Hmmh, I lately use mistral-nemo which is 12B parameters. Since I’m more a programmer than a gamer, I didn’t put a graphics card into my PC, and I believe it’s too old to accomodate any recent one. (older PCIe generation, only x8 ports) I’d have to replace everything. And then I might as well go for a Radeon RX 7900 XTS or something. That’s $1.000(?) but has 24GB of VRAM. I don’t think buying an entire PC and then going for an old GPU will make me happy. And thanks to llama.cpp I get about 2 tokens per second just on the CPU. It’d have to be a considerable step up to be worth it. And last time I checked even a P40 was like $300+ and it’s super old and unclear if it’ll continue to be supported in the major frameworks. I’m not sure. I still lean towards paying for cloud GPU compute.
Thanks for the numbers on your setup. That certainly helps weighing my options. Maybe some of my friends have some upgrades planned and want to give me their older 8GB NVidia cards…

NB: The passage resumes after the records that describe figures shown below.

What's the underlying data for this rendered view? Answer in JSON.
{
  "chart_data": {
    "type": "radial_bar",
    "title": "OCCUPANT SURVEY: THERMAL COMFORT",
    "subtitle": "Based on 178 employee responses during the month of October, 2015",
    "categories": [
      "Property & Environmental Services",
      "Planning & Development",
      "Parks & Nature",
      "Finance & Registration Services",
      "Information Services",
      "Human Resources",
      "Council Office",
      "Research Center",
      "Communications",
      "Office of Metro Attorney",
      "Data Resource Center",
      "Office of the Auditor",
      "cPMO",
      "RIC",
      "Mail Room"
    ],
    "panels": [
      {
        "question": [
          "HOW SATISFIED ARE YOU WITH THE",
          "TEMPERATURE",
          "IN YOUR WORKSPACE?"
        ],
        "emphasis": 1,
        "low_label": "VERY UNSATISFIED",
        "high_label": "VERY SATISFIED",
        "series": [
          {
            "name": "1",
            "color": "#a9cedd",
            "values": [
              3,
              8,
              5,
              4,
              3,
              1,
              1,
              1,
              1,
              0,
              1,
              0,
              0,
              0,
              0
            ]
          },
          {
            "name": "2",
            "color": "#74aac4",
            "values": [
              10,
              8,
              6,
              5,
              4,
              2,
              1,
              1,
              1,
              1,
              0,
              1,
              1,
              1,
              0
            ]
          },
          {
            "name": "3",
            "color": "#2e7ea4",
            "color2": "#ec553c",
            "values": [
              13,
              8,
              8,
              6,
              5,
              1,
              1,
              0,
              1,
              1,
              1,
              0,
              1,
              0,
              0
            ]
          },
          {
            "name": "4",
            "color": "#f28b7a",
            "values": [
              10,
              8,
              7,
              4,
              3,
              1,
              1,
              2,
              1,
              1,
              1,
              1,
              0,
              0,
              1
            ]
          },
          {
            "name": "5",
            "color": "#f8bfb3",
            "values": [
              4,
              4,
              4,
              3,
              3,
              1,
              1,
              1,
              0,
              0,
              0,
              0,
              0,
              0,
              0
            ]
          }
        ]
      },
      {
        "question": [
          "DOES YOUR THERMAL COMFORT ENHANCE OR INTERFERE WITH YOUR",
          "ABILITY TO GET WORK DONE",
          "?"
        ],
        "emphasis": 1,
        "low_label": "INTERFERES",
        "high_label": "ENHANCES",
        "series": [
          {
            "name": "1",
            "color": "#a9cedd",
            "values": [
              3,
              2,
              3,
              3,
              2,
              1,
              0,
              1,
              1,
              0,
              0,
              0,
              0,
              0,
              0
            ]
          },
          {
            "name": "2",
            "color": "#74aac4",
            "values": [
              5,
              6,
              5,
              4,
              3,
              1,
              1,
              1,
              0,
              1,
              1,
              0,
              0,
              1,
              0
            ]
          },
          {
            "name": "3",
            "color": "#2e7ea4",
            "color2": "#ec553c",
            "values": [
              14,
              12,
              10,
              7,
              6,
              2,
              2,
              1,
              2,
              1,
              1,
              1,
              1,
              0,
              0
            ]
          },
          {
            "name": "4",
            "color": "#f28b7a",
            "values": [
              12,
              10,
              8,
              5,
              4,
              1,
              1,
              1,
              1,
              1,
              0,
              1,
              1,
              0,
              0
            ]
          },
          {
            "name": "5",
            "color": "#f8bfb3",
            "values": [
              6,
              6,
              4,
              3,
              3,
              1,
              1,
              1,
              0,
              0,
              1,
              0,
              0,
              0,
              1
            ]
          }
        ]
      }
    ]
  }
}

Good point. I think it’s super important to make this decision early on. Whether you want to invest time and do self hosting, or not and you’ll want to use managed services or regular non-free platforms. Doing things by yourself certainly teaches a lot. I do it. And I gain knowledge, independence and I think it’s important to understand the tools I use on a regular basis and not let Apple/Google take care of my life. And since I do a lot of things with computers, I can make good use of the gained knowledge. However I can also feel how someone wouldn’t want to do that. They might have other hobbies, a stressful job or a family and it’s quite some time that I spend digging through configuration files, reading documentation and maintaining stuff. It has to be worth it in some way, or it becomes a liability. And I think that’s not super obvious when starting the journey. I’m glad we have managed services which give independence without spending too much time. But I also prefer going all the way and learning lots of stuff.